Looking at this again - I had first assumed that the instructions meant automatically, ie, when a user wants a particular package, it first gets built on the binary cache machine, then delivered to them, but maybe it means to manually build on the binary cache machine - hopefully not as this would be a bit cumbersome.
All of these various options are possible. Your decisions on where builds occur, who has permissions to write to the binary cache, what kind of cache it is, etc will define how to accomplish what you want.
In this case you seem to not want to give users access, but also want to allow them to populate the cache? Where exactly do you want to draw the line and with what mechanisms?

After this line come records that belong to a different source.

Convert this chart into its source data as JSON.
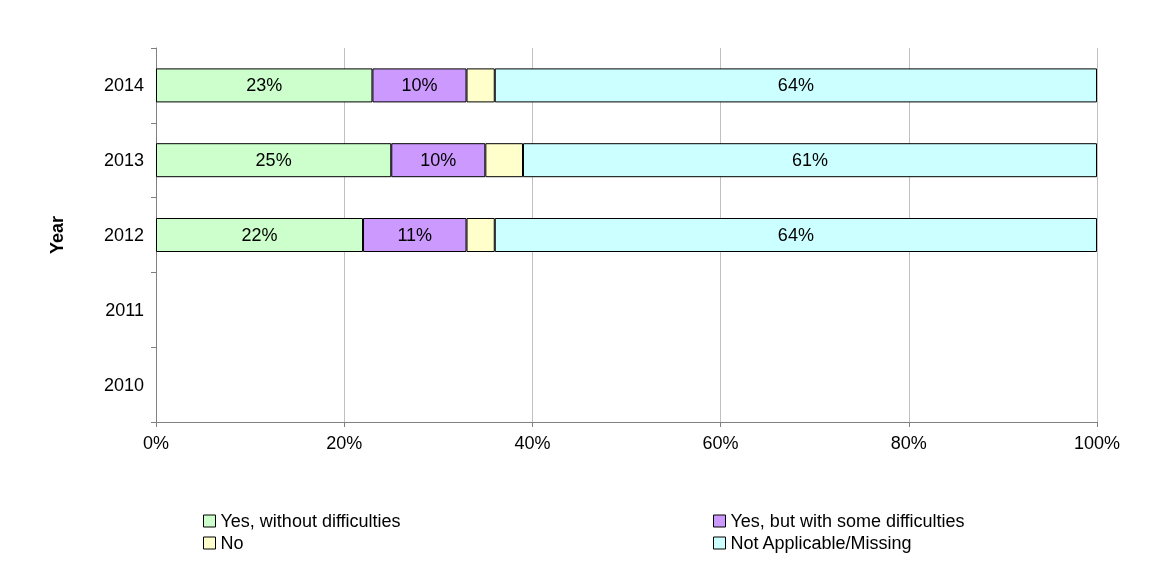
{
  "chart_data": {
    "type": "bar",
    "orientation": "horizontal",
    "stacked": true,
    "ylabel": "Year",
    "categories": [
      "2014",
      "2013",
      "2012",
      "2011",
      "2010"
    ],
    "series": [
      {
        "name": "Yes, without difficulties",
        "color": "#ccffcc",
        "values": [
          23,
          25,
          22,
          null,
          null
        ],
        "value_labels": [
          "23%",
          "25%",
          "22%",
          null,
          null
        ]
      },
      {
        "name": "Yes, but with some difficulties",
        "color": "#cc99ff",
        "values": [
          10,
          10,
          11,
          null,
          null
        ],
        "value_labels": [
          "10%",
          "10%",
          "11%",
          null,
          null
        ]
      },
      {
        "name": "No",
        "color": "#ffffcc",
        "values": [
          3,
          4,
          3,
          null,
          null
        ],
        "value_labels": [
          null,
          null,
          null,
          null,
          null
        ]
      },
      {
        "name": "Not Applicable/Missing",
        "color": "#ccffff",
        "values": [
          64,
          61,
          64,
          null,
          null
        ],
        "value_labels": [
          "64%",
          "61%",
          "64%",
          null,
          null
        ]
      }
    ],
    "xlim": [
      0,
      100
    ],
    "xticks": [
      {
        "value": 0,
        "label": "0%"
      },
      {
        "value": 20,
        "label": "20%"
      },
      {
        "value": 40,
        "label": "40%"
      },
      {
        "value": 60,
        "label": "60%"
      },
      {
        "value": 80,
        "label": "80%"
      },
      {
        "value": 100,
        "label": "100%"
      }
    ],
    "grid": "x",
    "legend": "bottom"
  }
}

The easiest answer when it comes to running your own cache is often an S3-compatible one.
Thanks, maybe S3 is the way to go. At the moment the cache is on a server which has other useful stuff on, and is considered a little security-sensitive. What I was imagining might be possible is something like:
- User A wants a new package, defined (let’s say) in a nix flake
- After establishing that the package isn’t in user A’s local nix store, instead of building on user A’s local machine, Nix sends the derivation to the machine hosting the binary cache
- The machine hosting the binary cache builds it instead
- User A then retrieves it from the binary cache
Is this something that can be automated?
With building-at-cache the issue seems to be the following:
Everyone can run arbitrary code in namespace sandbox on that machine (by definition of the build). If it is sensitive, given that zerodays happen, you might not want it just for this reason.
Source fetching also means that everyone can open connections from this machine’s IP.

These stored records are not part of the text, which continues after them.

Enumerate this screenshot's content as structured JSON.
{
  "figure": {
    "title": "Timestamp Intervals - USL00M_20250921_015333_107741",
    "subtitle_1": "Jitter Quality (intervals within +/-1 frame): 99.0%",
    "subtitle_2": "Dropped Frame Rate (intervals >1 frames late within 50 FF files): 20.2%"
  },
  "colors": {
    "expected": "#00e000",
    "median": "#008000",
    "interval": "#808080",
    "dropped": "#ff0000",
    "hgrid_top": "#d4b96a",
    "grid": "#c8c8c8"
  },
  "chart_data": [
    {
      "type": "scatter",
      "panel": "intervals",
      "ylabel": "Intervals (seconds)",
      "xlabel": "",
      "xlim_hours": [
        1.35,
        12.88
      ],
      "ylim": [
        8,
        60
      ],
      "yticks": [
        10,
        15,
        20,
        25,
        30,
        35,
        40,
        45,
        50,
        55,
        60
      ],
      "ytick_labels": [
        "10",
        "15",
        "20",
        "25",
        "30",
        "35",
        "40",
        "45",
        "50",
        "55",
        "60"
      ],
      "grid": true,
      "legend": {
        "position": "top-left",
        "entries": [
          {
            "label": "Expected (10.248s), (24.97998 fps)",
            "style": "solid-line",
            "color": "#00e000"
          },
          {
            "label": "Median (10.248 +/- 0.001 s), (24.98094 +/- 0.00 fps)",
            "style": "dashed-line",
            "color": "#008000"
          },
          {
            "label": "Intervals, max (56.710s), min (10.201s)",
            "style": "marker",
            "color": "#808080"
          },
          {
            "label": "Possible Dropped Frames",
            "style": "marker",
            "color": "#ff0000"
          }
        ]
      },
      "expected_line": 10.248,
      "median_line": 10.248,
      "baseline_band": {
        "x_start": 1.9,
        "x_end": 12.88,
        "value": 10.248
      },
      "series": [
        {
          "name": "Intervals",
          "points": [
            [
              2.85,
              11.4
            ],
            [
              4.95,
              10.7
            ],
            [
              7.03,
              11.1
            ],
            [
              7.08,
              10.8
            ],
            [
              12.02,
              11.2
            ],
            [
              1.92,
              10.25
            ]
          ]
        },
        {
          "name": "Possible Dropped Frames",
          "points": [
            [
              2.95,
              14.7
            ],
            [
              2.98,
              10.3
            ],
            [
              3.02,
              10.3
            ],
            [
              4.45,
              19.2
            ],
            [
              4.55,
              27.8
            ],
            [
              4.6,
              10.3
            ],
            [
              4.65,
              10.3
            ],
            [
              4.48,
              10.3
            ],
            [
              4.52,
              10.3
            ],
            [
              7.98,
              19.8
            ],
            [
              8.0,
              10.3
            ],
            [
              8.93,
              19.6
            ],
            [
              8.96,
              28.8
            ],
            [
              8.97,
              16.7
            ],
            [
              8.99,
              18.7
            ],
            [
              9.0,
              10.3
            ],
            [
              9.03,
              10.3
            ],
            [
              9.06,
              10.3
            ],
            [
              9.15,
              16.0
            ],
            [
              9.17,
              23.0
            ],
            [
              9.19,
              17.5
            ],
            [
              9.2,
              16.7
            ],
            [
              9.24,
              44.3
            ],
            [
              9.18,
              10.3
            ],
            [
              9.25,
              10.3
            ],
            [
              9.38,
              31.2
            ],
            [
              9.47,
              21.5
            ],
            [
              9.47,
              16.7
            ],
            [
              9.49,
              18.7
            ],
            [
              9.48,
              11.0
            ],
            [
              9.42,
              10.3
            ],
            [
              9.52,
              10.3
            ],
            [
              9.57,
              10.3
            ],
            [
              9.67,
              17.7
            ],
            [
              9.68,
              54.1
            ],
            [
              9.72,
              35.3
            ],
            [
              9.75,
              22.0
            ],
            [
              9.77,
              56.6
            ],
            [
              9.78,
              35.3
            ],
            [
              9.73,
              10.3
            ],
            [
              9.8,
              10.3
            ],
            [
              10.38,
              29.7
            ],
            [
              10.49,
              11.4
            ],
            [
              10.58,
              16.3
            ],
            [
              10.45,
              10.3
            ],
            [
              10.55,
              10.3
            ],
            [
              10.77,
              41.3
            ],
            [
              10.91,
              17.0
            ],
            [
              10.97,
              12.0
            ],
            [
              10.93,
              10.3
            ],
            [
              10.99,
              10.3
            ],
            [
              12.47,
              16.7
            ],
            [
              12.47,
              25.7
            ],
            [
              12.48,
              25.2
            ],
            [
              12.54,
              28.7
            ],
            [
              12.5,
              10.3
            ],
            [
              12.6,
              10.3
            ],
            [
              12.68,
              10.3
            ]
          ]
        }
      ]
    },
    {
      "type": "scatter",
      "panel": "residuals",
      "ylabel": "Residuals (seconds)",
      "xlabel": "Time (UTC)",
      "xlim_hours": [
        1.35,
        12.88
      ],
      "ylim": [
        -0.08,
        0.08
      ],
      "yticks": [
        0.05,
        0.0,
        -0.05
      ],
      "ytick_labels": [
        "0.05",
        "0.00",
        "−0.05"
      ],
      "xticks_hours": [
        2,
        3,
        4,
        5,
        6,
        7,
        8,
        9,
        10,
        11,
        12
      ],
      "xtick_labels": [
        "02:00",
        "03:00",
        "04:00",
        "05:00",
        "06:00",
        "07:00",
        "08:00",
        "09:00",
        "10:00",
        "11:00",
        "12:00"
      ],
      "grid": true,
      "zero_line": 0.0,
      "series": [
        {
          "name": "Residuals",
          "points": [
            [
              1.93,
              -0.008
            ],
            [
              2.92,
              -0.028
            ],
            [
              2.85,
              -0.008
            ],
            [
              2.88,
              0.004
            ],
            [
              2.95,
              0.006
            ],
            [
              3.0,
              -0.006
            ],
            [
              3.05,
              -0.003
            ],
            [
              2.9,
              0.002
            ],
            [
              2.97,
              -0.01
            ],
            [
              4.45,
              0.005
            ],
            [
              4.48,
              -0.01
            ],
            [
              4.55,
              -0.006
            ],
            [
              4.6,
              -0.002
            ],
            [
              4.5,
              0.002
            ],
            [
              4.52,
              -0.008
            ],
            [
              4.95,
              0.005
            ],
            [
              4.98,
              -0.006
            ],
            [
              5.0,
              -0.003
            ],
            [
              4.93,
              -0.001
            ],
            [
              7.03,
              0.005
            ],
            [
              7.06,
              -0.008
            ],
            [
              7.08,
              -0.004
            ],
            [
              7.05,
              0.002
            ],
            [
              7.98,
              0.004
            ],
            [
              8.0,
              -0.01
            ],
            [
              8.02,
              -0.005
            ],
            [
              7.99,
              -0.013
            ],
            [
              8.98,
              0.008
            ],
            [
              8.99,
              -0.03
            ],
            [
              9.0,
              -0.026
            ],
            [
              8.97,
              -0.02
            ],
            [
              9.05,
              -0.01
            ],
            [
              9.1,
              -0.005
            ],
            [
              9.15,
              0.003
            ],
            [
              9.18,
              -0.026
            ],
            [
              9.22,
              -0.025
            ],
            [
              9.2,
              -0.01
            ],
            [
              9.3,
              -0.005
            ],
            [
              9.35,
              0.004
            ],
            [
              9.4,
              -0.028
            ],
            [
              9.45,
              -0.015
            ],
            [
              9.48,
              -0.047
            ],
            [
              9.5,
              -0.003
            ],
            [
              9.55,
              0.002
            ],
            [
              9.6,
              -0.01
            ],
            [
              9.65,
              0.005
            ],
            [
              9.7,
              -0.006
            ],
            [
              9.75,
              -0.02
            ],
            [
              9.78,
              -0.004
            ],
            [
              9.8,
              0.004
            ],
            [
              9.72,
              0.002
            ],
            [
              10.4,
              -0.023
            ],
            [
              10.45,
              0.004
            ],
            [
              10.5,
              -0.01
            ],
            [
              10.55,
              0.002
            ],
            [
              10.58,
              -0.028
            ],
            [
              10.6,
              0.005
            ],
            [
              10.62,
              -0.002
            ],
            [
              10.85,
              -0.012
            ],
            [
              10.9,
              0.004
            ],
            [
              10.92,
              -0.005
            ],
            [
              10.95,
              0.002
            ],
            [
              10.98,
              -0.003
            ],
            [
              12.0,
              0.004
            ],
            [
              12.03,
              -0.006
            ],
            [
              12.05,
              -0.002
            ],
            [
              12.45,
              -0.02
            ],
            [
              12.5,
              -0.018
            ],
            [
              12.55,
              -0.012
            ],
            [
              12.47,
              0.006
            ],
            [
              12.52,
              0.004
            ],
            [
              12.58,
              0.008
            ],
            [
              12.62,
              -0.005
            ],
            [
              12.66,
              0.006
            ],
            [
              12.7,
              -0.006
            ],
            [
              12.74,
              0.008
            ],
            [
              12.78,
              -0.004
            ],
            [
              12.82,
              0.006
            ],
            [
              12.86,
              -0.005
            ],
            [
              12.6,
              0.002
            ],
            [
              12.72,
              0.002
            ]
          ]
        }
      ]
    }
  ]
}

If users can populate the cache from outside, there is of course no technical guarantee that someone doesn’t push a backdoored glibc build or something (which might also get used by a process on this machine if that version ends up used for the cache infrastructure).

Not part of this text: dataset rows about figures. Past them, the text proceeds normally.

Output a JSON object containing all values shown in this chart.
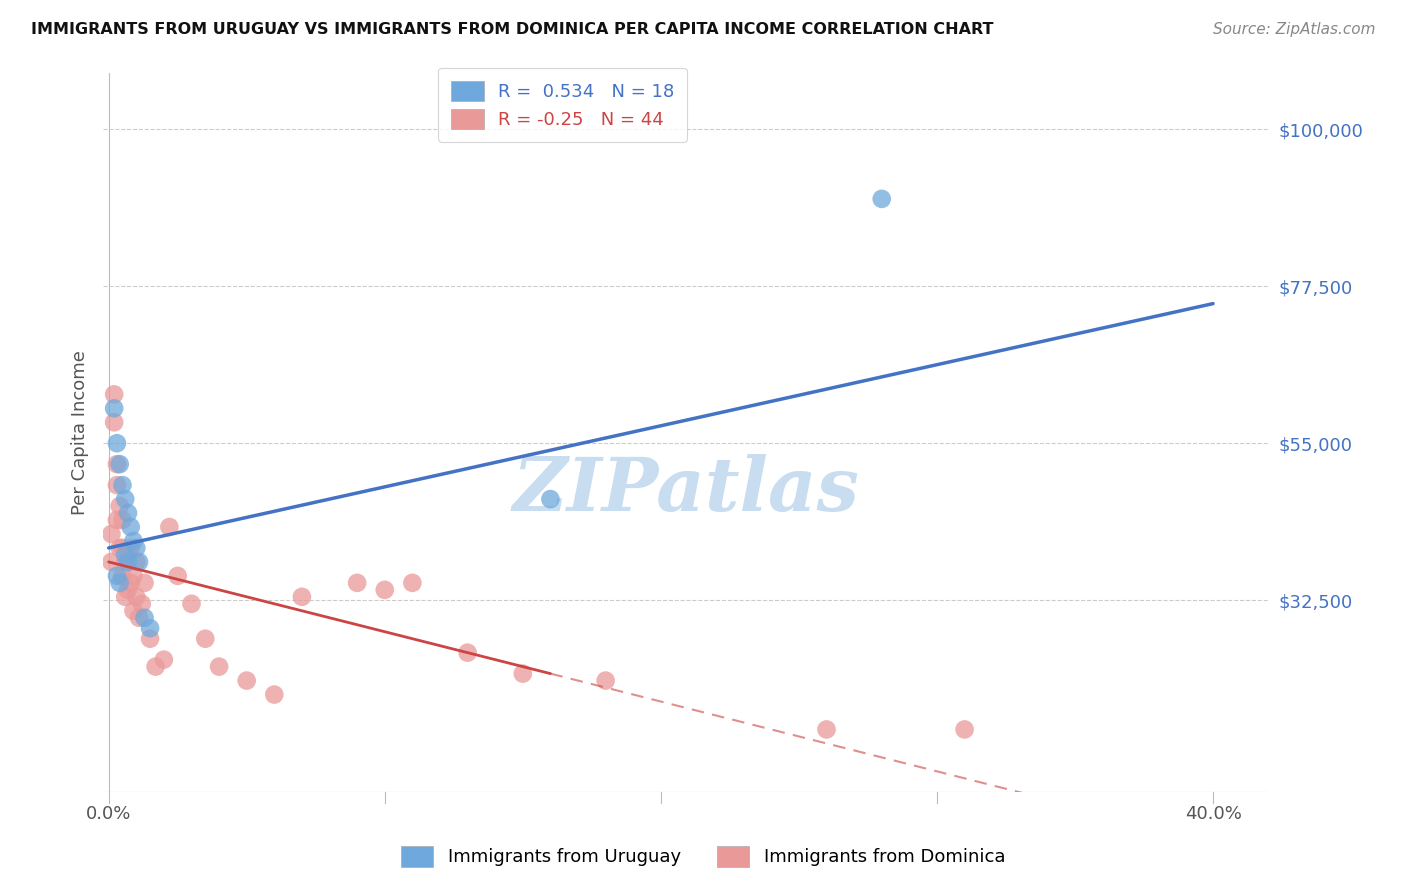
{
  "title": "IMMIGRANTS FROM URUGUAY VS IMMIGRANTS FROM DOMINICA PER CAPITA INCOME CORRELATION CHART",
  "source": "Source: ZipAtlas.com",
  "ylabel": "Per Capita Income",
  "ytick_labels": [
    "$100,000",
    "$77,500",
    "$55,000",
    "$32,500"
  ],
  "ytick_values": [
    100000,
    77500,
    55000,
    32500
  ],
  "ymin": 5000,
  "ymax": 108000,
  "xmin": -0.002,
  "xmax": 0.42,
  "xtick_values": [
    0.0,
    0.1,
    0.2,
    0.3,
    0.4
  ],
  "xtick_labels": [
    "0.0%",
    "",
    "",
    "",
    "40.0%"
  ],
  "uruguay_R": 0.534,
  "uruguay_N": 18,
  "dominica_R": -0.25,
  "dominica_N": 44,
  "uruguay_color": "#6fa8dc",
  "dominica_color": "#ea9999",
  "uruguay_line_color": "#4472c4",
  "dominica_line_color": "#cc4444",
  "uruguay_x": [
    0.002,
    0.003,
    0.004,
    0.005,
    0.006,
    0.007,
    0.008,
    0.009,
    0.01,
    0.011,
    0.013,
    0.015,
    0.16,
    0.28,
    0.007,
    0.003,
    0.004,
    0.006
  ],
  "uruguay_y": [
    60000,
    55000,
    52000,
    49000,
    47000,
    45000,
    43000,
    41000,
    40000,
    38000,
    30000,
    28500,
    47000,
    90000,
    38000,
    36000,
    35000,
    39000
  ],
  "dominica_x": [
    0.001,
    0.001,
    0.002,
    0.002,
    0.003,
    0.003,
    0.003,
    0.004,
    0.004,
    0.005,
    0.005,
    0.005,
    0.006,
    0.006,
    0.007,
    0.007,
    0.008,
    0.008,
    0.009,
    0.009,
    0.01,
    0.01,
    0.011,
    0.012,
    0.013,
    0.015,
    0.017,
    0.02,
    0.022,
    0.025,
    0.03,
    0.035,
    0.04,
    0.05,
    0.06,
    0.07,
    0.09,
    0.1,
    0.11,
    0.13,
    0.15,
    0.18,
    0.26,
    0.31
  ],
  "dominica_y": [
    42000,
    38000,
    62000,
    58000,
    52000,
    49000,
    44000,
    46000,
    40000,
    44000,
    40000,
    36000,
    38000,
    33000,
    39000,
    34000,
    40000,
    35000,
    36000,
    31000,
    38000,
    33000,
    30000,
    32000,
    35000,
    27000,
    23000,
    24000,
    43000,
    36000,
    32000,
    27000,
    23000,
    21000,
    19000,
    33000,
    35000,
    34000,
    35000,
    25000,
    22000,
    21000,
    14000,
    14000
  ],
  "watermark": "ZIPatlas",
  "watermark_color": "#c8ddf0",
  "background_color": "#ffffff",
  "grid_color": "#cccccc"
}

S3-compatible storage (or whatever plain-file-storage thing you prefer) might indeed be your best bet if you believe the users won’t atttack each other via pushing malicious store paths. Whatever can serve static files and accept static files is good enough, the cache is just a bunch of narinfo files pointing to nar files.
Thanks, you make a good point about the security issues there. I now have a cache up and running on S3, the documentation on how to do this was good. I do not expect everyone using the cache to understand how the cache works, and therefore I do not expect them to actively push to the cache using
nix copy. What would be neat is if some hook could be added to the derivations they are using, so that after a local build has occurred (ie, in a situation where no cache existed), the built package gets pushed to the cache automatically. Is this common practice, or is there any pre-existing approach for this?
I expect it is not a very common practice due to backdoor insertion concerns or something, so setting up dedicated build machines or giving people SSH on a single powerful machine for remote building is hopefully more typical.
Of course in many cases for social reasons you can be reasonably sure that a) people won’t do bad things on purpose, b) if anybody did, spreading malware via Nix cache would be among the lesser of the worries, c) lateral movement in case of attacker intrusion can be also achieved in simpler ways.
If your users do not know Nix, maybe you should just give them a wrapper script? Maybe the same script would manage flake repositories, but in any case when it builds stuff, it also tries to push.